As a follow up to Tuesday’s post, “Small Business Retail–Setting Store Hours” some readers have commented that it’s just too hard to find qualified employees and that they probably wouldn’t be that good anyway.  In other words, it’s better to be closed than to disappoint the customer with poor service.  While I can appreciate the thought, I have to respectfully disagree.

After all, isn’t the high unemployment rate the top story on nearly every newscast?  As I understand it, millions of quality people are looking for jobs, even part-time ones.  Many of them are middle-aged white collar workers who would be more than willing to make the effort to learn your business.   Their savings, pensions, buy-outs, or other assets may be almost enough to get by, but they’d sure like a few extra dollars each week to pay for their golf habit, to get their hair done,  or for an occasional restaurant dinner.

A case in point.  I have a friend who loves to sew.  She and her husband are retired but she works part-time for a local sewing machine shop.  The extra money is nice, but she’s also very motivated to be around all the newest and best sewing machines and accessories.  Her hours are flexible.  She’s the perfect part-time relief for the owners when they want to spend some time away from the shop.  Besides, it’s not like you don’t have the tools to stay in constant communication with the store, even if you’re lying on the beach.

An hourly worker is never going to replace the store owner, and that’s not what most of you are looking for.  But the idea that you’re indespensible, even in your own business can lead to exhaustion, depression, and who knows what else.

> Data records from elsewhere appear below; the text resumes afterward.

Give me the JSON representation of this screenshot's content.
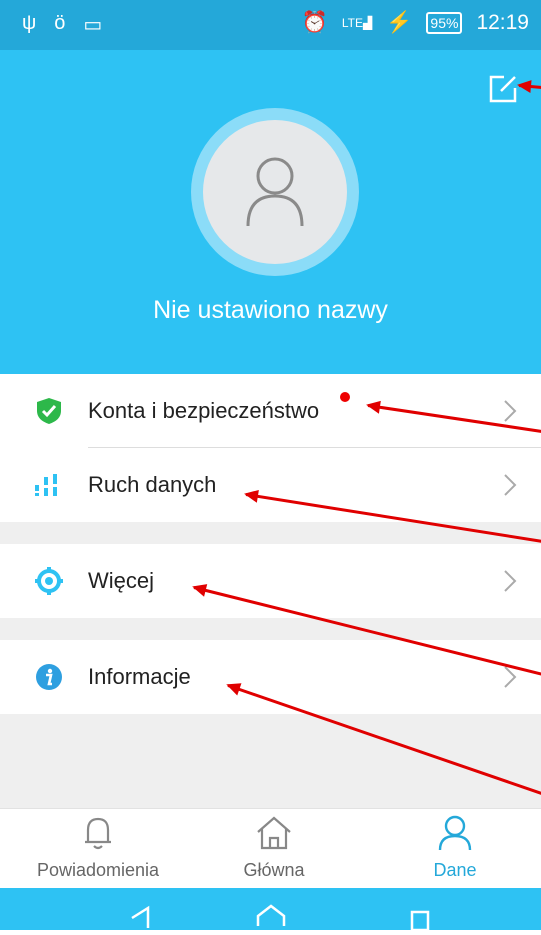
{
  "status": {
    "battery": "95%",
    "time": "12:19"
  },
  "profile": {
    "name": "Nie ustawiono nazwy"
  },
  "menu": [
    {
      "label": "Konta i bezpieczeństwo"
    },
    {
      "label": "Ruch danych"
    },
    {
      "label": "Więcej"
    },
    {
      "label": "Informacje"
    }
  ],
  "tabs": [
    {
      "label": "Powiadomienia"
    },
    {
      "label": "Główna"
    },
    {
      "label": "Dane"
    }
  ],
  "colors": {
    "accent": "#2ec2f3",
    "status_bar": "#24a8d9",
    "annotation": "#e00000",
    "shield": "#2db84a"
  }
}
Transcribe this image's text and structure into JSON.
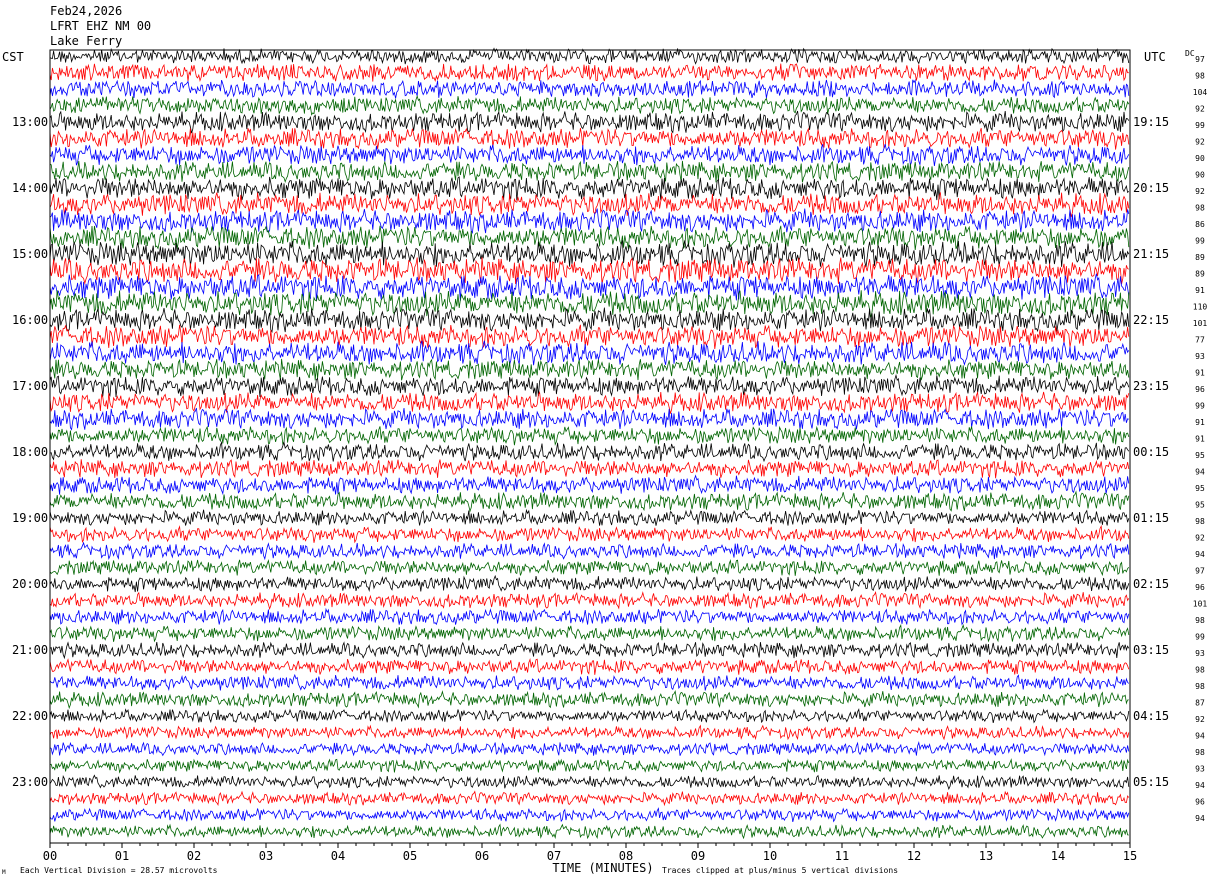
{
  "header": {
    "date": "Feb24,2026",
    "station": "LFRT EHZ NM 00",
    "location": "Lake Ferry"
  },
  "labels": {
    "left_timezone": "CST",
    "right_timezone": "UTC",
    "dc_label": "DC"
  },
  "footer": {
    "vertical_division": "Each Vertical Division =   28.57 microvolts",
    "clip_note": "Traces clipped at plus/minus 5 vertical divisions",
    "corner_mark": "M"
  },
  "chart_data": {
    "type": "helicorder",
    "xlabel": "TIME (MINUTES)",
    "x_ticks": [
      "00",
      "01",
      "02",
      "03",
      "04",
      "05",
      "06",
      "07",
      "08",
      "09",
      "10",
      "11",
      "12",
      "13",
      "14",
      "15"
    ],
    "xlim": [
      0,
      15
    ],
    "row_minutes": 15,
    "rows": 48,
    "trace_colors": [
      "#000000",
      "#ff0000",
      "#0000ff",
      "#006400"
    ],
    "left_hour_labels": [
      "13:00",
      "14:00",
      "15:00",
      "16:00",
      "17:00",
      "18:00",
      "19:00",
      "20:00",
      "21:00",
      "22:00",
      "23:00"
    ],
    "right_hour_labels": [
      "19:15",
      "20:15",
      "21:15",
      "22:15",
      "23:15",
      "00:15",
      "01:15",
      "02:15",
      "03:15",
      "04:15",
      "05:15"
    ],
    "dc_offsets": [
      97,
      98,
      104,
      92,
      99,
      92,
      90,
      90,
      92,
      98,
      86,
      99,
      89,
      89,
      91,
      110,
      101,
      77,
      93,
      91,
      96,
      99,
      91,
      91,
      95,
      94,
      95,
      95,
      98,
      92,
      94,
      97,
      96,
      101,
      98,
      99,
      93,
      98,
      98,
      87,
      92,
      94,
      98,
      93,
      94,
      96,
      94
    ],
    "amplitude_profile": [
      6,
      7,
      7,
      7,
      8,
      8,
      8,
      8,
      9,
      9,
      9,
      9,
      10,
      10,
      10,
      10,
      9,
      9,
      9,
      8,
      8,
      8,
      8,
      7,
      7,
      7,
      7,
      7,
      6,
      6,
      6,
      6,
      6,
      6,
      6,
      6,
      6,
      6,
      6,
      6,
      5,
      5,
      5,
      5,
      5,
      5,
      5,
      5
    ]
  }
}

As I said Tuesday, if you’re satisfied with the hours you’re working and the money you’re making, then keep doing what you’re doing.  But if you’d like more time off, or if you’d like to fatten up the bottom line, then you’re not going to be able to do it by yourself.

Hopefully you’re not planning to work in the store until you drop dead of old age.  You’d like to think that the equity in the business will allow you to retire some day.  But if the business can’t be run properly without you’re being there every hour the store is open, then your “equity” is only the building, fixtures, and inventory.

Jesus said that the hired hand doesn’t care for the sheep as well as the shepherd does.  Of couse he was right.  But it doesn’t hurt to have the hired hand fill in once in a while so the shepherd can have a weekend off.

A good reference on this subject is Michael E. Gerber’s excellent book, “The E Myth Revisited.”